In Fig 4, no obvious circulation pattern was shown for each sero- or geno- type, therefore, more data should be accumulated to evaluate the epidemiology characters of HRV sero- or geno- types. For the 96 HRV types detected in the study, only 29 types were detected in consecutive years. The most prevalent strain of HRV A, A49 was found only between March 2017 and October 2017, which was followed by A24 more detected in the Autumn of 2018. The most prevalent strain of HRV B, B79 was detected in the winter of 2018. The most prevalent type of HRV C, C2 was detected more often in the late of 2018.

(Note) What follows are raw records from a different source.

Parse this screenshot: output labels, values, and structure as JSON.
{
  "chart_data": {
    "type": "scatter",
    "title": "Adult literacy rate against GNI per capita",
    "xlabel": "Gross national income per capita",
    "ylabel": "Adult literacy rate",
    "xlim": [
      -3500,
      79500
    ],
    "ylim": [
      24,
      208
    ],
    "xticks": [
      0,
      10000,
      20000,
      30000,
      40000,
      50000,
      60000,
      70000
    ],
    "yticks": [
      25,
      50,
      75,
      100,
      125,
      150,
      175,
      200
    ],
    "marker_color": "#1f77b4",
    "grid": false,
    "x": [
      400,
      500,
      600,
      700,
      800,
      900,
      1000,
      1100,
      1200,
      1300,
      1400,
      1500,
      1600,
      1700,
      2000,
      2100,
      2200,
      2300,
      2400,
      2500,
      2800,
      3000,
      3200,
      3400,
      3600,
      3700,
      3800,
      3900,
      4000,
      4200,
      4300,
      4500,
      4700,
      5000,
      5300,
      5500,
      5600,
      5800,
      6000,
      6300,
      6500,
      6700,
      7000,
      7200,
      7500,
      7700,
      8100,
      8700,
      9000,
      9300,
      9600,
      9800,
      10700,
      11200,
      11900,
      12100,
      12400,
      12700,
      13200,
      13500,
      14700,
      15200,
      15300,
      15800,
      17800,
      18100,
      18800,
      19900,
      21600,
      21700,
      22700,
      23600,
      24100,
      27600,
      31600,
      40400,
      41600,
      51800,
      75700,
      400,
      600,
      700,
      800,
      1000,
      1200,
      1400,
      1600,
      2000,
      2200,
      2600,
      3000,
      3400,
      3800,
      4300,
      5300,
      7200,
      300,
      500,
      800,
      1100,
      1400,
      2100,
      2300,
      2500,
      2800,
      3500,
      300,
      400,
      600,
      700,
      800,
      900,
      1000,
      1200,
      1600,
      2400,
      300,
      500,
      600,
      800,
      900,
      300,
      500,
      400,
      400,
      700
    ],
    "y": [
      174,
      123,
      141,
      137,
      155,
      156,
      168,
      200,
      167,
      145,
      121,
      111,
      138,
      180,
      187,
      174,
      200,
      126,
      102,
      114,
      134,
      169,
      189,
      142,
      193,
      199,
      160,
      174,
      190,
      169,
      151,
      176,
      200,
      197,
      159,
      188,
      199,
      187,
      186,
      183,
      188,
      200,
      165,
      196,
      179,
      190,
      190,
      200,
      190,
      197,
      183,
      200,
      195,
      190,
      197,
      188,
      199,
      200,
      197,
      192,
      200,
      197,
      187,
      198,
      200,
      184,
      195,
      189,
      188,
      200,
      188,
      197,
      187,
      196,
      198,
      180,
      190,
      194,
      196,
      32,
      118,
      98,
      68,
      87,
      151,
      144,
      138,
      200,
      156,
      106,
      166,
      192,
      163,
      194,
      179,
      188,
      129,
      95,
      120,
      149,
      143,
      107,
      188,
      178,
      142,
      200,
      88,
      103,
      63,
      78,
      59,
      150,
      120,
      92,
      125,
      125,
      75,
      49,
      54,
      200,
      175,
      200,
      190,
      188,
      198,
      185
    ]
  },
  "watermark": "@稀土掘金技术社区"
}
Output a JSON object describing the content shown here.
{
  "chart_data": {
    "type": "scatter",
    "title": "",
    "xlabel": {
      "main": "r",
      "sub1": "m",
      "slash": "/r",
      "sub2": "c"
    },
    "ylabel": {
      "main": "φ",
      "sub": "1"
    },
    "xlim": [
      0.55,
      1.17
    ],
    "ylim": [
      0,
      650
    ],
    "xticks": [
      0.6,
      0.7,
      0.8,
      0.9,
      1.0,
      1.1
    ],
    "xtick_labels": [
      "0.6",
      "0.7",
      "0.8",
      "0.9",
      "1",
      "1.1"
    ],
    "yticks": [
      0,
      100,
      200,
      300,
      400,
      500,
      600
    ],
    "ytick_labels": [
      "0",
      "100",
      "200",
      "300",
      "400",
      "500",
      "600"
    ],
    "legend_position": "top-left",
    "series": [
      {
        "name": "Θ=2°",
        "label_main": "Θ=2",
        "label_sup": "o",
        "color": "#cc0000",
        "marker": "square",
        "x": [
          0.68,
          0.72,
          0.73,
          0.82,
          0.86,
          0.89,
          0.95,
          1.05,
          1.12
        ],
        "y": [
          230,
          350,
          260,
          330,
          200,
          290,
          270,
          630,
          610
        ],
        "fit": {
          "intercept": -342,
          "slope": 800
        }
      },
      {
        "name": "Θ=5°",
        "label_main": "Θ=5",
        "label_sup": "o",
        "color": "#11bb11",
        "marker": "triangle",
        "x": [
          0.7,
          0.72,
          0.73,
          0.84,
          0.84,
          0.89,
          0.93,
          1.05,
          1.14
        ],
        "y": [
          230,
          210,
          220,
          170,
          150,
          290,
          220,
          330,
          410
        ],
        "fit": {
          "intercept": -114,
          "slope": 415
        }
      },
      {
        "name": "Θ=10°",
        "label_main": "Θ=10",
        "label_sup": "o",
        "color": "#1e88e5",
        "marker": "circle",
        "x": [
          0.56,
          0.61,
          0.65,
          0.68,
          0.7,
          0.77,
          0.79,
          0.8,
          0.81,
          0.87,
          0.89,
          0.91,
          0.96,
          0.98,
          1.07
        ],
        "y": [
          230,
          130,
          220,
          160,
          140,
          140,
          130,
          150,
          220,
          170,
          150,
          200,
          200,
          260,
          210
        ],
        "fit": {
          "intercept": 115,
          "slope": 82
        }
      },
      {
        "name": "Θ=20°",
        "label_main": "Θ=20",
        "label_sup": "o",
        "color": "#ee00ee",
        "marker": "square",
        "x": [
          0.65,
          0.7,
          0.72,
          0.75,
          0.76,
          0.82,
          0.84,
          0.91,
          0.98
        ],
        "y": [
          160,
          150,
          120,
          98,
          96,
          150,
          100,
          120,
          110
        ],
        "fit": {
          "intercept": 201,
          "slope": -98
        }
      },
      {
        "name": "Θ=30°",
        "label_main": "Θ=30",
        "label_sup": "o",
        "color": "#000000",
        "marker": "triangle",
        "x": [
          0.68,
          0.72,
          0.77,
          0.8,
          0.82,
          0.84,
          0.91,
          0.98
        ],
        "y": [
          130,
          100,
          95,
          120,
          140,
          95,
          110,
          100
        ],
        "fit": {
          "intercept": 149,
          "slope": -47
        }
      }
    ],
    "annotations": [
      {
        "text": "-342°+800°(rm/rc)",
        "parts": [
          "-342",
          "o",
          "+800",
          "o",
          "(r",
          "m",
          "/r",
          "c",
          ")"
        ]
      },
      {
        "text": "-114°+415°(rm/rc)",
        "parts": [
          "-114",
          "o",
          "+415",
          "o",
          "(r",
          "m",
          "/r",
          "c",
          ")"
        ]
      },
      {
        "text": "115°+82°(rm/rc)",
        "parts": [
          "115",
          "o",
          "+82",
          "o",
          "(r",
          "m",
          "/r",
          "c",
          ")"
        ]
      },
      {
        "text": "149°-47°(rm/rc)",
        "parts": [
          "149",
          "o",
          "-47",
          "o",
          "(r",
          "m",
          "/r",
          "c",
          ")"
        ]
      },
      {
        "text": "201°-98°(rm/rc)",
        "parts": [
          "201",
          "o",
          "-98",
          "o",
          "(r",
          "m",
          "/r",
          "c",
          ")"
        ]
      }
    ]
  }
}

Clinical characters of different HRV species in severe or mild acute lower respiratory tract infection
As shown in Table 1, there were 925 patients discharged from Intensive Care Unit (ICU) with severe ALRI (ICU group) and 508 patients discharged from the Department of Respiratory with mild ALRI (Respiratory group) compared to those from ICU. The HRVs positive rates are similar and HRV A and HRV C are the major pathogens in two groups. However, the positive rates of HRVs species were significant different between the two groups (p=0.011), which may be explained by more HRV A in ICU group (63.0%: 45.2%, p=0.006), and more HRV B (15.1%:6.5%, p=0.028) in Respiratory group. However, no significant difference was shown on HRV C (39.8%: 30.5%, p=0.136) between the two groups. Compared to patients positive for HRVs from Respiratory group, patients who were positive for HRVs from ICU group were significantly younger (0.39 years: 1.80 years, p=0.000).
In the ICU group, about 44.8% (n=69) were viral co-infection, with HBoV (n=27) as the major virus followed by PIV (n=19) and RSV (n=18). In the Respiratory group, about 45.2% (n=42) were viral co-infection, with RSV as the most common viral pathogen (n=12) followed by PIV (n=11) and ADV (n=9). No significant difference was shown in the whole viral co-infection (p=0.957) and viral co-infection in different HRV species (p=0.239) between ICU group and the Respiratory group.
Then a logistic model was constructed to test and verify the variables associated with severe ALRI (Table 2). By using HRV C infection as the reference group among HRV species when gender, age and co-infections were considered as factors, there is a significant difference as the odds of HRV A related to severe ALRI was OR=1.983 (95%CI=1.091-3.605) (p=0.025), while no significant difference was shown (OR=0.707, 95%CI=0.260-1.920) (p=0.496) when the odds of HRV B related to severe ALRI was evaluated. In the logistic model, gender was excluded from variables associated with severe ALRI (OR=0.710, 95% CI=0.389-1.295, p=0.264), and age (OR=0.703, 95% CI=0.607-0.813, p=0.000) was confirmed as a protective factor (OR<1, the upper limit of 95% CI<1) for severe ALRI.
When the correlation of HRV sero- or geno- types with severe or mild ALRI was evaluated (Fig 5), 39 HRV types were shown in both groups. In ICU groups, HRV A24 followed by A49, HRV B79 followed by B6, and HRV C2 were the most popular serotypes of different species, while HRV A49 followed by A18, HRV B14, B79 and B92, and HRV C5 followed by C2 were the most popular serotypes of different species in Respiratory group. However, as a result of restrictions on the numbers of specimens belonging to each sero- or geno-type, no skewing towards one type in either group was observed.